The philanthropy saga continues for missing and murdered Indigenous women and girls advocate Tracie Leost.
The Winnipeg native, 19, whose previous achievements include running 115 kilometres from Oak Point to The Forks for MMIWG awareness in 2015, speaking at We Day Ottawa this past summer and being featured in Vogue for her activism work, has decided not to accept personal gifts from family and friends this Christmas.
Instead, she will only accept hygiene products, which she will donate to Winnipeggers in need this holiday season.
The idea came after watching a fellow classmate's presentation on donating hygiene products to shelters for women in one of her classes at the University of Regina.

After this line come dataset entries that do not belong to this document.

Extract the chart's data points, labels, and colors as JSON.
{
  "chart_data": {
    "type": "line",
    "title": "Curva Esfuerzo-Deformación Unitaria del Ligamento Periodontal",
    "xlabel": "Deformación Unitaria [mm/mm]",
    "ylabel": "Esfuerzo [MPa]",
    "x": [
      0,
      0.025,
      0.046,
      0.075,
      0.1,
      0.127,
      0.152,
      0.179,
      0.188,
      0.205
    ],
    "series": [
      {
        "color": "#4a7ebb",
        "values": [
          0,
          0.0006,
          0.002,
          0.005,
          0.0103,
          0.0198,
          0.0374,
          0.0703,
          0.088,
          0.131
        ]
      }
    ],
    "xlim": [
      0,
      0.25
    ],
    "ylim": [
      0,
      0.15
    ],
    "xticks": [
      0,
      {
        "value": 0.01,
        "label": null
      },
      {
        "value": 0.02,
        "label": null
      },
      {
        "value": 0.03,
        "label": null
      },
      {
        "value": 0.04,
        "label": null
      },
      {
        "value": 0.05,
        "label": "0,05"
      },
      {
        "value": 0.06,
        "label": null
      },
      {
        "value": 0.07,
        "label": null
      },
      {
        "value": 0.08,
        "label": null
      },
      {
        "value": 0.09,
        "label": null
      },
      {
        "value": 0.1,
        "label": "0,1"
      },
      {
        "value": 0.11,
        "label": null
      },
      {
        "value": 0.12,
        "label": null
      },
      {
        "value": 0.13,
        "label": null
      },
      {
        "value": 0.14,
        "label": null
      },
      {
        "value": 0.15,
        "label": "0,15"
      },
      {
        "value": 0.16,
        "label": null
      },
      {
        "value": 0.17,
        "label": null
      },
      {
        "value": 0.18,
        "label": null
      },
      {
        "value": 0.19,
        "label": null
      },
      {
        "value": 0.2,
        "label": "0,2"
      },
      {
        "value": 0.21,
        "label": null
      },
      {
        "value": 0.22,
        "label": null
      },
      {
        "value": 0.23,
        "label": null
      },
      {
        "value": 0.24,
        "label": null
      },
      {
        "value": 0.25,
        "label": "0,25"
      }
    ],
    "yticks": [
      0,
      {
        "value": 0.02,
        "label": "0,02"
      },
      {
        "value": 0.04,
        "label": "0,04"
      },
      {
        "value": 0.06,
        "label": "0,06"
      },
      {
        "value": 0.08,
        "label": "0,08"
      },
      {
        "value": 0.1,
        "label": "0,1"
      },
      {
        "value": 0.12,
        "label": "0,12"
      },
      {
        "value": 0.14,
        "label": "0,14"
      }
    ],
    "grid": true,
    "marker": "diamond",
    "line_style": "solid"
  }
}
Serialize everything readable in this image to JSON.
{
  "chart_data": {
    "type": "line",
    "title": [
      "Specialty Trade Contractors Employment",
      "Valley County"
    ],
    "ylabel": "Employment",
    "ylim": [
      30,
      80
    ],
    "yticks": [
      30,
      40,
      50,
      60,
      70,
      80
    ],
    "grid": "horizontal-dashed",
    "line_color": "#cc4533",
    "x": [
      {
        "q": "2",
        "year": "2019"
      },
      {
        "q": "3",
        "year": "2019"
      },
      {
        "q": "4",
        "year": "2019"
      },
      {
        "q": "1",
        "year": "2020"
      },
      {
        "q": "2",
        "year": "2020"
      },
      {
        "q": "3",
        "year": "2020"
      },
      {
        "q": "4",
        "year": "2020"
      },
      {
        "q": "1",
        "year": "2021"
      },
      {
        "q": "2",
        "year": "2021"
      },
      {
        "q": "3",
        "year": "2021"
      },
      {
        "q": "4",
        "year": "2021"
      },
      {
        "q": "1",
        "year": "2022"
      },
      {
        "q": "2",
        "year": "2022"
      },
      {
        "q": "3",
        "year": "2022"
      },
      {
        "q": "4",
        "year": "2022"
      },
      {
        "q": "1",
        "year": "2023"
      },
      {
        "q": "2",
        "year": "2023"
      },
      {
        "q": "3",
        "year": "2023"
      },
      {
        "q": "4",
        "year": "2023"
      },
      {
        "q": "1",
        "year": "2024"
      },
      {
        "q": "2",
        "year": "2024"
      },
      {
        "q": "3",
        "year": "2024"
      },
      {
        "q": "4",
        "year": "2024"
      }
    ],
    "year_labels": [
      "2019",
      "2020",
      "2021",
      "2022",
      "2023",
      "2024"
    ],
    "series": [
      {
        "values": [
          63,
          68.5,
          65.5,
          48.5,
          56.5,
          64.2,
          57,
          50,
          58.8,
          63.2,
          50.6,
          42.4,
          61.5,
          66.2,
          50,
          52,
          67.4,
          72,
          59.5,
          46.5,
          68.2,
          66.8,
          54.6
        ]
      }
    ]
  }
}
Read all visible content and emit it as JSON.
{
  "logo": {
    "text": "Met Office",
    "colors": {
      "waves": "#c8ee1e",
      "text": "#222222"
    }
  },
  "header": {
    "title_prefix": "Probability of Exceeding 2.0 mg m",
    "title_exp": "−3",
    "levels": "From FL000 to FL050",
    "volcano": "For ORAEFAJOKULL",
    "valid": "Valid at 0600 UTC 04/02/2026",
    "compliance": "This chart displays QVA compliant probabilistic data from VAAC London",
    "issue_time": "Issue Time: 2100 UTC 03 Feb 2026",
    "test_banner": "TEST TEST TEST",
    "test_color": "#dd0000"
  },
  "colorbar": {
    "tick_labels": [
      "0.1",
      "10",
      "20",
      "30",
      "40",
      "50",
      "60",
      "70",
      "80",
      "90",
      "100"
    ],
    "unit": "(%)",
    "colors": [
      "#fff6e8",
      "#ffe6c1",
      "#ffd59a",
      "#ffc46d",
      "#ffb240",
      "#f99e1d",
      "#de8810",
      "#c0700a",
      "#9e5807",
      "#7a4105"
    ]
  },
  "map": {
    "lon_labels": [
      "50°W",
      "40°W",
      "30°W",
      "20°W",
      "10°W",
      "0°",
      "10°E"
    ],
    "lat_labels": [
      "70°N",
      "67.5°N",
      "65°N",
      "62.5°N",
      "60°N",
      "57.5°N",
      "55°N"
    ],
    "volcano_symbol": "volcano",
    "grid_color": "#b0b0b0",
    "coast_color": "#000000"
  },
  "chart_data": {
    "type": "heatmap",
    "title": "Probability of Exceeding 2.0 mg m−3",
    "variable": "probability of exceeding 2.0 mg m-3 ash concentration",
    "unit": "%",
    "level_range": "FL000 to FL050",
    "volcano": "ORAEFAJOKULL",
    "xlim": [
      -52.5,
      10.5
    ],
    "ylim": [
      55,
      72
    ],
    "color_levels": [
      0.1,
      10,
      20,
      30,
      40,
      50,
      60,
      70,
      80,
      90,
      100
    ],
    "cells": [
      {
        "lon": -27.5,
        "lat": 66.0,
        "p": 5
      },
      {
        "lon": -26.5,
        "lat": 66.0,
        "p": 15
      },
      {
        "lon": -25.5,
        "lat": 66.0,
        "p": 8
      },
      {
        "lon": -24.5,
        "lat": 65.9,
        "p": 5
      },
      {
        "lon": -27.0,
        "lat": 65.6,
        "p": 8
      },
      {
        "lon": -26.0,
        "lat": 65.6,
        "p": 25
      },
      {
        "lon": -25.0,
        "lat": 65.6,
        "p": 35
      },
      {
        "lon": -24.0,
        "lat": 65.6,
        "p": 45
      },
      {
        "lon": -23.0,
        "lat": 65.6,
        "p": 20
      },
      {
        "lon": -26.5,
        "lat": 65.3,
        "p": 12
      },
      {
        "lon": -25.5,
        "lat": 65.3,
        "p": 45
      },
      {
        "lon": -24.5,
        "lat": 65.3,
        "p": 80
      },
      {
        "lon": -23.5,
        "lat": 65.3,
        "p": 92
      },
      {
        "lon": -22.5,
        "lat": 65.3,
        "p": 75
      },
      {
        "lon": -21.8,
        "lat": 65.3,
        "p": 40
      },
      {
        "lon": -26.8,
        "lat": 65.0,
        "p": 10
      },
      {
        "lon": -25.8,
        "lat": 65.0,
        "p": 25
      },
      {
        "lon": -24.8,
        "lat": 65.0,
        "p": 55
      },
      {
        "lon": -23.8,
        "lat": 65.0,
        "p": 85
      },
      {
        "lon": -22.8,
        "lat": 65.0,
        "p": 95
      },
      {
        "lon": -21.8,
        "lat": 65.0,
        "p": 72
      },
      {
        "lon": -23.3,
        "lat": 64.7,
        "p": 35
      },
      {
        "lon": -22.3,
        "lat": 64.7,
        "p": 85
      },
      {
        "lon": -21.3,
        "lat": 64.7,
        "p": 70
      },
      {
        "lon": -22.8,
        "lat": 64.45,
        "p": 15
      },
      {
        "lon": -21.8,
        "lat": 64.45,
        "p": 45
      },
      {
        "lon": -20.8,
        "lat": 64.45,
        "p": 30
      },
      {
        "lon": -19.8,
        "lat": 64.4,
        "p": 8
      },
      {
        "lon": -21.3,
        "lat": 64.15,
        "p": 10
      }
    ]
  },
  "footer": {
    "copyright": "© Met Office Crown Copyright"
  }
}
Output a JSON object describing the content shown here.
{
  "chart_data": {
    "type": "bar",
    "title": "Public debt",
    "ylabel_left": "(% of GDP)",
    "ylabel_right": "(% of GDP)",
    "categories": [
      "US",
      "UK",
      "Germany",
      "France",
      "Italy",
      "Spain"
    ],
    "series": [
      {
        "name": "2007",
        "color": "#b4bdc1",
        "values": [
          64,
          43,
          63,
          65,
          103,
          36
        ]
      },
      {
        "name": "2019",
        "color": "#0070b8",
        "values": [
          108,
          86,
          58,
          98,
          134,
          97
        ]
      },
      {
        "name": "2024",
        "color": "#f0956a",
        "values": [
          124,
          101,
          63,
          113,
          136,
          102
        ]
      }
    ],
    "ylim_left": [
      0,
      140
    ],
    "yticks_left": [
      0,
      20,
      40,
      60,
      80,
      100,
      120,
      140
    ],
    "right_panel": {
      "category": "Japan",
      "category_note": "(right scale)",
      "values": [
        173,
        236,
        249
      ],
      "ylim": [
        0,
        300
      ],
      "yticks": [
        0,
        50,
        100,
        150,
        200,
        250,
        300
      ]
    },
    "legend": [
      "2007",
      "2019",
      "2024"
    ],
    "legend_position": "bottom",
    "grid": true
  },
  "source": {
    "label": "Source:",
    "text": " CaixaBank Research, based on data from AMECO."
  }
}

"It kind of just clicked that hygiene products aren't accessible or affordable," Leost said. "I realize that being clean isn't a right, it's a privilege, but it's a privilege that everyone deserves."
While making her Christmas list, she realized there wasn't a single item she needed; instead she decided she would ask her friends and family members to purchase hygiene products that she could donate to a youth centre or homeless shelter in the city.
"Christmas is always a holiday about giving, and I wanted to do what I could to give back to the community," she said.
"Now that I live out of town, Christmas is more about coming home and spending time with family. It's not about receiving gifts."
Leost is also reaching out to the community and asking for donations of hygiene products. Anything from deodorant and toothpaste to feminine hygiene products and toilet paper will help.
"It's little things that you can do like this that make a huge difference in other people's lives," she said.